Li conosco, loro, mi fanno molto ridere e condivido molto il loro gesto. Da una parte la penso completamente come loro, penso davvero che dovremmo tutti fare lo stesso. Penso che sarebbe una differenza reale, che si sentirebbe. Dall’altra, però, se lo facciamo noi emergenti non cambia proprio niente: dovrebbero iniziare artisti del calibro di Fedez. Inoltre penso che dobbiamo anche far vedere che ci siamo, che siamo qui, e continuare a farci sentire, in questo periodo di forte crisi. Loro vogliono chiuderci, noi rispondiamo come possiamo.
Sono d’accordo con te, anche se non è sempre riconosciuta, l’arte è qualcosa di fondamentale nelle vite delle persone. Non c’è mai stato così bisogno di andare a sentirsi le canzoni su internet, di guardarsi film o spettacoli in streaming. Pubblicare materiale in questo periodo, secondo me, è un grande servizio alla società.
Esatto. L’arte e la cultura sono il cibo dell’anima. Dobbiamo ripartire dalla nostra forma mentis, altrimenti non si ripartirà più…
Nella bio del sito di Carosello Records c’è scritto che la musica è un mezzo espressivo che ti ha aiutato a superare le difficoltà date dalla dislessia. Come può la musica aiutare le persone a superare questo e altri tipi di difficoltà?

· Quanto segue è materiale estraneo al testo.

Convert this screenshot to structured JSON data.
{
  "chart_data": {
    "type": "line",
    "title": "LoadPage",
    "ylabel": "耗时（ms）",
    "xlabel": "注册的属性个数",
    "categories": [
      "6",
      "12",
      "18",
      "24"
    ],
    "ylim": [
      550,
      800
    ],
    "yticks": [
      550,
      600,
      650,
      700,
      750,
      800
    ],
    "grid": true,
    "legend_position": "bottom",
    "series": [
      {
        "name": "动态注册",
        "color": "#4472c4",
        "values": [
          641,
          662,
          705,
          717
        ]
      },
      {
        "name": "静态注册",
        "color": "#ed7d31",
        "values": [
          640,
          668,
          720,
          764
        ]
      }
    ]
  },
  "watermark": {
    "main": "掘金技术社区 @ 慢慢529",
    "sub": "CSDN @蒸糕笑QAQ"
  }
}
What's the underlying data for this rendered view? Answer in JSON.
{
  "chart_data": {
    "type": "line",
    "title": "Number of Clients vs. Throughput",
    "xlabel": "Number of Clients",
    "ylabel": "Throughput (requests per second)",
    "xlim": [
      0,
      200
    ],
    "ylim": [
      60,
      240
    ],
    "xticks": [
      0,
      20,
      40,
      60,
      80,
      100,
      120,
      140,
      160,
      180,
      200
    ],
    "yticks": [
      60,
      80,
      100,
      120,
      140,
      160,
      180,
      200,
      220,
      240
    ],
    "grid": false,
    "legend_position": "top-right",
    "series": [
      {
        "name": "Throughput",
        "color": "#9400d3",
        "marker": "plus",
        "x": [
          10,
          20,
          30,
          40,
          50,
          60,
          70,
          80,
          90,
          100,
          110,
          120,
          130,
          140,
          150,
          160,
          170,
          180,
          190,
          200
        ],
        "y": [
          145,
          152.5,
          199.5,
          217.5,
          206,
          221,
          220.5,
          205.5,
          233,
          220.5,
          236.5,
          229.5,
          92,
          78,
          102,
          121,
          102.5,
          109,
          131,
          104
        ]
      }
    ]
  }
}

Io sono dislessica, disgrafica, discalculica e ho disturbi dell’attenzione: se ci fosse, poco distante, una persona che parla con un’altra, mentre facciamo quest’intervista, sbarellerei. Per me è la dislessia – ma anche la depressione e altro – ma per altri può essere un’altra forma di disabilità: infatti ritengo la mia una forma di disabilità al 100%. Ogni persona dovrebbe trovare il proprio metodo di apprendimento e il proprio modo per superare le proprie difficoltà, come l’ho trovato io, grazie a Dio. Bisognerebbe smettere di generalizzare e concentrarsi sulle singole persone. Da bambina facevo tantissimo sport e quando, alle elementari, tornavo a casa alle sei di sera dalle giornate in cui andavo a sciare ero stanca morta e non avevo voglia di recuperare quello che avevano fatto i miei compagni a scuola nella giornata in cui ero mancata. La mia mamma allora mi leggeva le cose ad alta voce; io l’ascoltavo e imparavo. Fino alla fine del liceo ho avuto insegnanti che mi leggevano le cose ad alta voce per farmele imparare. Mi hanno diagnosticato la dislessia solo in quarta superiore: ho fatto qualche seduta, mi hanno fatto fare un test e poi hanno detto a mia madre: “Sua figlia è gravemente dislessica, ma in tutti questi anni è riuscita a bilanciare la dislessia con un quoziente intellettivo superiore alla media e un metodo di studio”. La musica e l’arte, aiuta da tanti punti di vista, anche solo con l’ascolto: quando sono in un mood e voglio sentirmi meglio, o peggio – perché spesso voglio sentirmi peggio, la trovo una cosa molto catartica. Con i miei problemi, per esempio, non puoi scrivere uno spartito: non fa niente, apri Logic, suoni e lo spartito viene fuori da solo. Ma anche per quanto riguarda la quarantena, mi è stato chiesto: “Che cosa consiglieresti di fare ad altri artisti o ad altre persone durante la quarantena?” Guardatevi un sacco di film, informatevi tantissimo, leggetevi le biografie degli artisti, andate su Pinterest… Tenete la creatività sempre stimolata, guardando, studiando cose nuove, perché senza uscire è l’unico modo.